Torturate e stuprate
Amnesty International ha pubblicato nei mesi scorsi un rapporto sconvolgente. Almeno dieci attiviste sono state «torturate, abusate sessualmente e soggette a ogni forma di maltrattamento» in una prigione segreta. Ad alcune sono state inflitte scosse elettriche, due sono state costrette a baciarsi davanti ai loro torturatori. Il procuratore le ha accusate di aver agito «per minare la sicurezza e la stabilità dello Stato». Poi ha spiegato che avevano ammesso di aver «collaborato con soggetti ostili al Regno», «reclutato impiegati statali per ottenere informazioni sensibili», «fornito sostegno finanziario e morale a elementi ostili all’estero». Accuse molto gravi: se il tribunale confermerà la tesi del procuratore le attiviste rischiano fino a 30 anni di carcere. Non sono stati comunicati i loro nomi ma in gran parte sono giovani impegnate nella battaglia per il diritto alla guida.

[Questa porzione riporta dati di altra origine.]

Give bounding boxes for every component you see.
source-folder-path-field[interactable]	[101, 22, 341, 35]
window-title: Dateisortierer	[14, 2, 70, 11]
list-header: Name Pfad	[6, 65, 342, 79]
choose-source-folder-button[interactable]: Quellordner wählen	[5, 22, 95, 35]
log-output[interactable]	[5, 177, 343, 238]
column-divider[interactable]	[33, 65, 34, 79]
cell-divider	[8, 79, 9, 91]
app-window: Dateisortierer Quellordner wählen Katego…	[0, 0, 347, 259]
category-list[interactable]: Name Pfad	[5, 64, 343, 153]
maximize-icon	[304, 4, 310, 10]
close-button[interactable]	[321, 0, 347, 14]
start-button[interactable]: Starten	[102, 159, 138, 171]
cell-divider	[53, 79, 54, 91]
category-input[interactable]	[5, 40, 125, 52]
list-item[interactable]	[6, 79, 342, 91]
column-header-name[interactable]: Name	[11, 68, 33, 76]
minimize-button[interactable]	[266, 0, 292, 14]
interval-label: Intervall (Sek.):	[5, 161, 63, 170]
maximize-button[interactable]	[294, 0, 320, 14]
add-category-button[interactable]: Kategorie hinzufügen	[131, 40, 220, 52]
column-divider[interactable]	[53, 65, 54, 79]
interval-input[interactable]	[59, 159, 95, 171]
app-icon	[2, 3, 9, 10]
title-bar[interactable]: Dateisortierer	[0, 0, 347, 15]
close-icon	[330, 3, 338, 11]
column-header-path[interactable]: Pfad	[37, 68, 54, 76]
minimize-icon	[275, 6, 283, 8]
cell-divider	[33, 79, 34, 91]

Un diritto poi concesso nel giugno del 2018. Fra loro ci sono di sicuro Aziza al-Yousef, ex docente King Saud University, e Loujain al-Hathloul, già arrestata nel 2014 perché sorpresa al volante.

La stessa Al-Hathloul, ha confermato ieri la sorella Alia, è stata costretta a confessare e a firmare una richiesta di grazia, segno che Re Salman potrebbe farla rilasciare. Riad non vuole aprire un nuovo fronte di polemica con gli Stati Uniti dopo le tensioni seguite all’assassinio del giornalista e dissidente Jamal Khashoggi al consolato saudita di Istanbul lo scorso 2 ottobre. Ieri il «New York Times» ha rivelato che un americano con doppia cittadinanza, Walid Fitaihi, è stato torturato durante la prigionia all’hotel Ritz Carlton, dopo la retata di 500 principi e imprenditori accusati di «corruzione» e poi costretti a versare allo Stato parte dei loro patrimoni. Una condanna pesante delle attiviste riporterebbe le tensioni a un livello pericoloso.